Wild Moon Cottage is a small working homestead in the pristine Ozark Mountains. We have dairy goats, poultry, organic herb and vegetable gardens, a start of a tiny fruit orchard, several black walnut trees, wild berries and fields of wildcrafting goodness. We raise our own milk, our own eggs, much of our own medicine and food. I do laundry by hand, make my own vinegar, candles, soap, bread, cheese ........ For a living I am an artist and herbalist. My goal for myself and our homestead is to be as self sufficient and self sustaining as possible.

Thursday, December 15, 2011

So much to say, so little time

I've been very busy lately but, all good things :)

Among the many good things ....

Business has picked up, which is wonderful!
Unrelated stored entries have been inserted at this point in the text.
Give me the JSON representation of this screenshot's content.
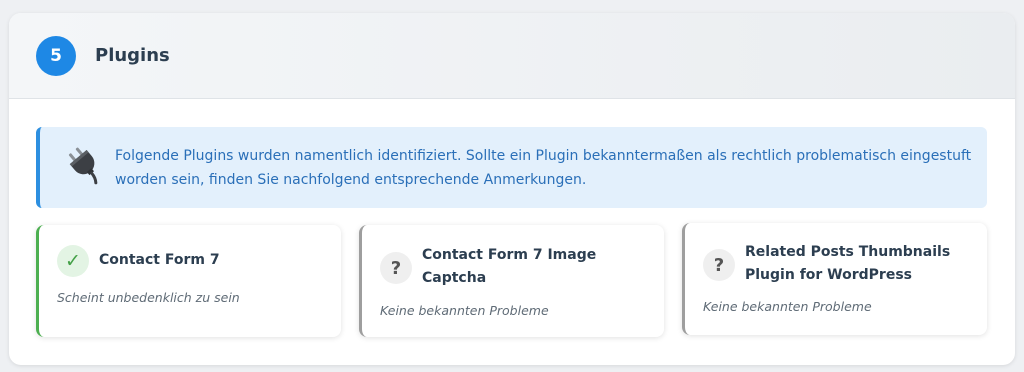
{
  "section": {
    "step_number": "5",
    "title": "Plugins"
  },
  "info": {
    "icon": "electric-plug-icon",
    "text": "Folgende Plugins wurden namentlich identifiziert. Sollte ein Plugin bekanntermaßen als rechtlich problematisch eingestuft worden sein, finden Sie nachfolgend entsprechende Anmerkungen."
  },
  "plugins": [
    {
      "name": "Contact Form 7",
      "status_icon": "✓",
      "status": "Scheint unbedenklich zu sein",
      "accent_color": "#4caf50"
    },
    {
      "name": "Contact Form 7 Image Captcha",
      "status_icon": "?",
      "status": "Keine bekannten Probleme",
      "accent_color": "#9e9e9e"
    },
    {
      "name": "Related Posts Thumbnails Plugin for WordPress",
      "status_icon": "?",
      "status": "Keine bekannten Probleme",
      "accent_color": "#9e9e9e"
    }
  ],
  "colors": {
    "primary": "#1e88e5",
    "info_bg": "#e3f0fc",
    "info_text": "#2a6fb8",
    "ok": "#4caf50",
    "neutral": "#9e9e9e"
  }
}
I had to reopen my etsy shop because my website has been down for months now and still haven't heard back from the host, MSN. So here's the shop for now ... TheWildMoonCottage.etsy.com I'm listing some earrings there while I write this.

Better business has enabled me to be able to start working on stocking the pantry again. We had eaten from it without being able to restock for months when we first moved. But just a few weeks ago i was able to afford 2 cases of canned vegetables and things have been looking up all the way around.
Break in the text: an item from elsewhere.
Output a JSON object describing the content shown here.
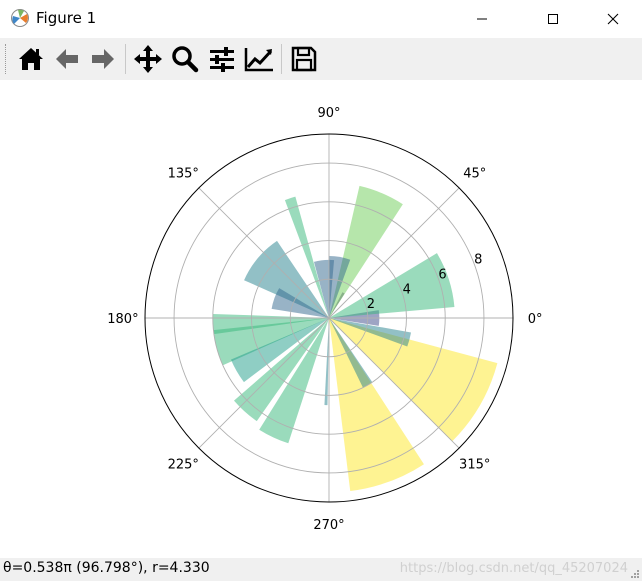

I had some wonderful trading, traded 3 rabbits for an 8 qt dutch oven. I lost mine years ago when it disappearance during a move. This one is a big iron Yeti and won;t fit on any of my current inside cooking surfaces. But it will be perfect for outdoor cooking and might fit inside our wood stove for baking and roasting.

Nik was able to get out chainsaw working again. It's so loud and violent but does make the work go much faster. Using the bow saws was taking to long and we were getting a bit cold. The cottage does hold the heat very well but it takes more wood to heat it up before it's warm enough to hold. The stones soak up a lot of the heat to start but then keep the house very warm afetr. I'm still looking for a good large one man cross cut saw tho.

The rabbit colony (The Burrow) is thriving and doing wonderfully. We have 5 females in it now all getting along wonderfully. They have a central community nest that they all share, it's a lovely site to see a nest full of bunnies.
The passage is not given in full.